IMF EFF measures part of ongoing reforms, Govt says
MG News | December 15, 2025 at 10:45 AM GMT+05:00
December 15, 2025 (MLN): The reforms outlined in the latest review of the International Monetary Fund’s (IMF) Extended Fund Facility (EFF) are neither new nor externally imposed, but rather part of a phased reform agenda agreed with the IMF at the outset of the program in May 2024.
In a detailed clarification, the Ministry of Finance said
recent commentary had mischaracterized the structural benchmarks included in
the Memorandum of Economic and Financial Policies (MEFP) finalized following
the second EFF review, according to a press release.
It stressed that the EFF is designed to support medium-term
structural reforms implemented in a sequenced manner, with each review building
on earlier commitments to achieve agreed policy objectives.
The ministry said reforms under the program are discussed
during negotiations with the IMF, and initiatives proposed by the government
are incorporated into the MEFP where they align with program goals.
As a result, many of the benchmarks included in the latest
MEFP show reforms already initiated or approved by the government, rather than
new requirements introduced by the IMF.
Addressing 11 measures that had been described as “new
conditions,” the ministry said public disclosure of asset declarations by civil
servants has been part of the EFF since the initial MEFP.
The current benchmark represents a second step following
legislative amendments to the Civil Servants Act, 1973.
Measures to strengthen the operational effectiveness of the
National Accountability Bureau including coordination with provincial
anti-corruption establishments and preparation of action plans for high-risk
agencies, were agreed during earlier reviews.
The ministry said these steps run parallel to, and are not
derived from, the Governance and Corruption Diagnostic Assessment Report.
The empowerment of provincial anti-corruption bodies through
access to financial intelligence was described as consistent with Pakistan’s
ongoing Anti-Money Laundering and Countering the Financing of Terrorism reform
agenda.
This reform agenda has been integral to the EFF since its
inception.
On foreign remittances, the ministry said strengthening
inflows is central to external sector stability.
Following measures to curb informal channels, remittances
rose 26% year-on-year from FY24 to FY25, with a further 9.3% increase projected
for FY26.
It said the government, working with the State Bank of
Pakistan, has been removing structural bottlenecks in cross-border payments,
and these efforts were subsequently incorporated into the MEFP.
The ministry said development of the local currency bond
market stems from an IMF staff recommendation published in May 2025 for a
comprehensive study to identify bottlenecks and broaden the investor base.
This recommendation has now been formalized as a structural
benchmark.
Deregulation of the sugar industry was described as a
government-led initiative.
A task force notified by the Prime Minister’s Office and
chaired by the Minister for Power has been mandated to recommend full
liberalization of the sugar market and propose a national policy in
consultation with provinces.
The IMF included this initiative as a benchmark due to its
alignment with EFF objectives of reducing state intervention in commodity
markets.
The clarification also covered tax administration reforms.
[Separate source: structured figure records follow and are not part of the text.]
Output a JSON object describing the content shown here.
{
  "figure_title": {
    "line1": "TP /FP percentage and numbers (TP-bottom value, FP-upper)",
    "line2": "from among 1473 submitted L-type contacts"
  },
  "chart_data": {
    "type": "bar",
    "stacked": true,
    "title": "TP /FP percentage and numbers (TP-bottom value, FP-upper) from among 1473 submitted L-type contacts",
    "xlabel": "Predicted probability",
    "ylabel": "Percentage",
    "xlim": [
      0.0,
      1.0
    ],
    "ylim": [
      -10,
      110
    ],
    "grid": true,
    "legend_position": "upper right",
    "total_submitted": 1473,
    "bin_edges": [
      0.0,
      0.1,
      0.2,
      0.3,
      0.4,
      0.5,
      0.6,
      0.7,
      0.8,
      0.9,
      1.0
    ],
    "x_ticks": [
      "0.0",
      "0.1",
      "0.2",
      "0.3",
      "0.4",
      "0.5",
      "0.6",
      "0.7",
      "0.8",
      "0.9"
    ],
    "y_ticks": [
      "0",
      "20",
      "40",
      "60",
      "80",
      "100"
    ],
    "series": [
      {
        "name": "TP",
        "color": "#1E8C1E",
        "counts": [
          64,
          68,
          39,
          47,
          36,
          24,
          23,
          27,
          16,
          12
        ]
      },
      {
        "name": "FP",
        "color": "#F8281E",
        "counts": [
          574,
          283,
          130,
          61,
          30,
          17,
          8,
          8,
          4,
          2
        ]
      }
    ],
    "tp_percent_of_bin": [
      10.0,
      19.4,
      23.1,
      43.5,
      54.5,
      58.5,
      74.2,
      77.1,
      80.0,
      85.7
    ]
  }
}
The ministry said development of a comprehensive reform roadmap for the Federal
Board of Revenue is part of a domestic resource mobilization agenda led by the
prime minister.
Measures already taken include approval of the FBR
Transformation Plan, establishment of the Tax Policy Office, and strengthening
of compliance risk management.
The benchmark builds on commitments made with the IMF in May
2024 and March 2025.
Similarly, the requirement to develop and publish a
medium-term tax reform strategy was described as a logical extension of earlier
steps particularly the operationalization of the Tax Policy Office to separate
tax policy formulation from FBR’s operational functions.
In the power sector, the ministry said privatization of
electricity distribution companies has been a core EFF component since the
program’s outset and is planned in phases.
The latest benchmarks relate to finalizing preconditions for
private-sector participation in Hyderabad Electric Supply Company and Sukkur
Electric Power Company, following initiation of the process for the first batch
of DISCOs.
The signing of public service obligation agreements with the
seven largest entities was also cited as a reaffirmation of earlier
commitments.
Regulatory reforms were also addressed. Amendments to the
Companies Act, 2017 aimed at strengthening compliance requirements for unlisted
firms were highlighted.
These changes were described as part of a broader effort to
improve the business climate, an objective embedded in the EFF from the
beginning.
A benchmark related to a concept note for amendments to the
Special Economic Zones Act was said to follow completion of an earlier SEZ
assessment study.
On fiscal safeguards, the ministry said contingency measures
to address potential revenue shortfalls have consistently been part of the MEFP
framework since May 2024.
It noted that the initial MEFP included a structural
benchmark for introducing a 5% federal excise duty on fertilizer and
pesticides.
The ministry said the latest MEFP shows continuity,
sequencing, and deepening of Pakistan’s agreed reform agenda under the IMF EFF.
This came at a time when investors and markets are closely
tracking fiscal consolidation, revenue measures, governance reforms, and
progress on structural changes tied to macroeconomic stability.